Julia is much more than the story of her relationship with Winston Smith. We meet Julia as a child of well-off parents, but then the parents get on the wrong side of Big Brother, and they are banished to a special area zone. A zone full of proles and labour camps. But with the help of her mother, Julia manages to get a job in the Ministry of Truth. She is a mechanic whose main task is to keep the machines running in the Fiction Department. A department that, among other things, rewrites novels and poems to make them suit the Big Brother ethos. It is there that she meets Winston Smith.

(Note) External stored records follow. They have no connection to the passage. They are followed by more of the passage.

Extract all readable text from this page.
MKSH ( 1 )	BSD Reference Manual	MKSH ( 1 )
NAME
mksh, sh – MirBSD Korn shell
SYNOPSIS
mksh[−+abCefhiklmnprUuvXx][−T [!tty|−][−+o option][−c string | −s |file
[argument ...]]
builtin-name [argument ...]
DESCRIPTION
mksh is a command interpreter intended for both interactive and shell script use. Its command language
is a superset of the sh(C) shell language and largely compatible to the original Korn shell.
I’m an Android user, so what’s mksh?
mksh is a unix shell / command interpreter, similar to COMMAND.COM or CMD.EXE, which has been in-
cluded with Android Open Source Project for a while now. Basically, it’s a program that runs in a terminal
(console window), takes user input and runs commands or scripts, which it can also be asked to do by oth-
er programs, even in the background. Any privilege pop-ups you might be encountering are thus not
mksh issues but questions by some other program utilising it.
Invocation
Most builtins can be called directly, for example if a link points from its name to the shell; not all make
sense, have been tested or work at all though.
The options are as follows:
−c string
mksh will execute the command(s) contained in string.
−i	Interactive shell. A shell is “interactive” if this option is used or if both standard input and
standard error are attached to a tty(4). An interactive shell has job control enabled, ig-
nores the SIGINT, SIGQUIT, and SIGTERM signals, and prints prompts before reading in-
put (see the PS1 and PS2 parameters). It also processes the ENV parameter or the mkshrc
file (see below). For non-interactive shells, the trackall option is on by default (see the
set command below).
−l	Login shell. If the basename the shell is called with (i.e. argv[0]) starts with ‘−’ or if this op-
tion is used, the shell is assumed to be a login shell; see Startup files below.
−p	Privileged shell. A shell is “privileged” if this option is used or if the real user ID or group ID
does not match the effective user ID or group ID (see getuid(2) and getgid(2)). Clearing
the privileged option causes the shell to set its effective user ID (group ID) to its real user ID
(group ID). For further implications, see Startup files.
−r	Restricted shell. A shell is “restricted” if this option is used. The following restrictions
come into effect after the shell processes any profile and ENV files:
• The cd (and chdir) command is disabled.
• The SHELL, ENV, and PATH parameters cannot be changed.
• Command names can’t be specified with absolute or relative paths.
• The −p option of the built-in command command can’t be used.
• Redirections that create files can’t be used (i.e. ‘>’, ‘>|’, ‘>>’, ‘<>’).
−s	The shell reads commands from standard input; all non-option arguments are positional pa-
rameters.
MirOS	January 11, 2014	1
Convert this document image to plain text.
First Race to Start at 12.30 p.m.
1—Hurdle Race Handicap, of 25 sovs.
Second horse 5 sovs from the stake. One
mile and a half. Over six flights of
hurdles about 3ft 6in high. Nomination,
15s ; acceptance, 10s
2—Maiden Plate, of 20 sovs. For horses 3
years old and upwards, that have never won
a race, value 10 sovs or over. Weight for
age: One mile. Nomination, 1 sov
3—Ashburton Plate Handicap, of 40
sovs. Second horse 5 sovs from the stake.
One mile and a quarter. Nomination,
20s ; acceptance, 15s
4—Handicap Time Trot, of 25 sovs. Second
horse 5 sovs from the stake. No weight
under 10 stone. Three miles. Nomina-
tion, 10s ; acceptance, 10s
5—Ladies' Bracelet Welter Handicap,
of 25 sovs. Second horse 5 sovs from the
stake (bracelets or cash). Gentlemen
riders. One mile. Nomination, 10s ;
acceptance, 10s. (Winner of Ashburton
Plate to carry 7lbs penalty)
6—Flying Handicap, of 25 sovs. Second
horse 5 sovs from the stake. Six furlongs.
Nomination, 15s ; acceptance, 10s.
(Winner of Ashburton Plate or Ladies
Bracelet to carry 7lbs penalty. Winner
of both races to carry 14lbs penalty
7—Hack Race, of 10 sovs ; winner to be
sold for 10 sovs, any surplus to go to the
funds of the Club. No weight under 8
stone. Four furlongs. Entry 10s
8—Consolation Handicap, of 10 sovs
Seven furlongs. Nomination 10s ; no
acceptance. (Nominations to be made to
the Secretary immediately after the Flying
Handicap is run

Julia lives in a rundown dorm with other unmarried women. It is very basic, just a bunk bed with a cupboard and surrounded by telescreens to keep an eye on the women. The dorm has no showers, and the toilets keep getting clogged. It is in a state of decay like the rest of London, except for the Party areas. Apart from the failure to fix and clean the infrastructure due to resources being spent on the ongoing war, many areas of London have been bombed and continue to be bombed.

Julia is a product of her environment. She keeps to herself, hardly trusting anyone. She hides her occasional sexual activity, as unmarried sex is illegal. Like many, she pays lip service to the plethora of Big Brother rules. She is definitely guilty of Wrong Think as she pretends to display hate during the daily hate broadcasts. She puts on a total front to the world. She is a strong woman whose sole aim is survival, but she is also a victim of the society she lives in. She has no intention of rebelling against Big Brother.

On the other hand, Winston Smith is full of secret bravo about taking on Big Brother. He seeks the truth and is looking for a way to fight to achieve it. When they first meet, Julia thinks he is somewhat naïve. She eventually sees him as someone totally deluded by thoughts of a successful rebellion.

The ending of the novel looked like it was going to surprise, to leave the reader with hope for Julia, but that hope is squashed under yet another boot.

As I read the novel, I found myself becoming paranoid about who might be watching me and how much of a performance everyone is giving to me. That is the sort of effect this novel can have. It is an excellent read, and really rams home the warning that we should be wary of ceding our freedom to bright and shiny false hopes like Trump and Putin.

I think Julia will be considered a classic in the not-too-distant future. Either that, or it might be rewritten to suit the authoritarian government of the day. I also would not be surprised if a Big Brother of the future recommends school children read Julia so they will fear the consequences of Wrong Think.